On the other end of the spectrum are manufacturers who are at the highest level of maturity advancement, or the “Radiate” category as this model describes them. These are manufacturers who are already optimizing production with streamlined data collection, automatic equipment adjustments and advanced AI modeling techniques.
Even the most elementary semiconductor manufacturers can log, access and manipulate basic equipment data that is stored in individual files (e.g., CSV, XML, etc.). Yet to be truly successful, modern chip production needs to leverage more sophisticated techniques to gather, analyze and manage data.
This is where the power of AI truly shines: by developing advanced AI models, chip manufacturers can quickly trace failure points, optimize production and ultimately increase yield.
Identify Where an Operation Lies on the Maturity Scale
Analyzing an operation’s current level of analytics maturity requires a thorough assessment of the hardware, analytics software and data management practices. The end goal of such an analysis is to identify gaps and opportunities that will enable a manufacturer to move away from analytics practices that are descriptive and diagnostic, and toward advanced analytics that are predictive and prescriptive.

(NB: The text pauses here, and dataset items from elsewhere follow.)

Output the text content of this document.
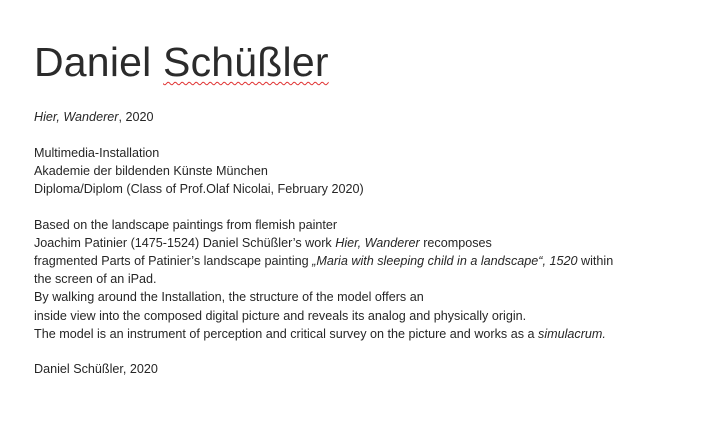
Daniel Schüßler
Hier, Wanderer, 2020
Multimedia-Installation
Akademie der bildenden Künste München
Diploma/Diplom (Class of Prof.Olaf Nicolai, February 2020)
Based on the landscape paintings from flemish painter
Joachim Patinier (1475-1524) Daniel Schüßler’s work Hier, Wanderer recomposes
fragmented Parts of Patinier’s landscape painting „Maria with sleeping child in a landscape“, 1520 within
the screen of an iPad.
By walking around the Installation, the structure of the model offers an
inside view into the composed digital picture and reveals its analog and physically origin.
The model is an instrument of perception and critical survey on the picture and works as a simulacrum.
Daniel Schüßler, 2020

Semiconductor manufacturers seeking help in identifying their current maturity level and the associated opportunities can take the maturity assessment designed by Fabscape. By answering approximately 10 questions, survey respondents can learn where their operation lies on the maturity scale of 1-5 and receive tailored recommendations for next steps to advance their analytics.
Plotting where an operation is on this maturity framework can help manufacturers think about how they are currently using data to drive actionable insights and optimize systems. The journey may not be linear for some, but it is critical that chip manufacturers fill important gaps and develop a roadmap to achieve advanced analytics maturity.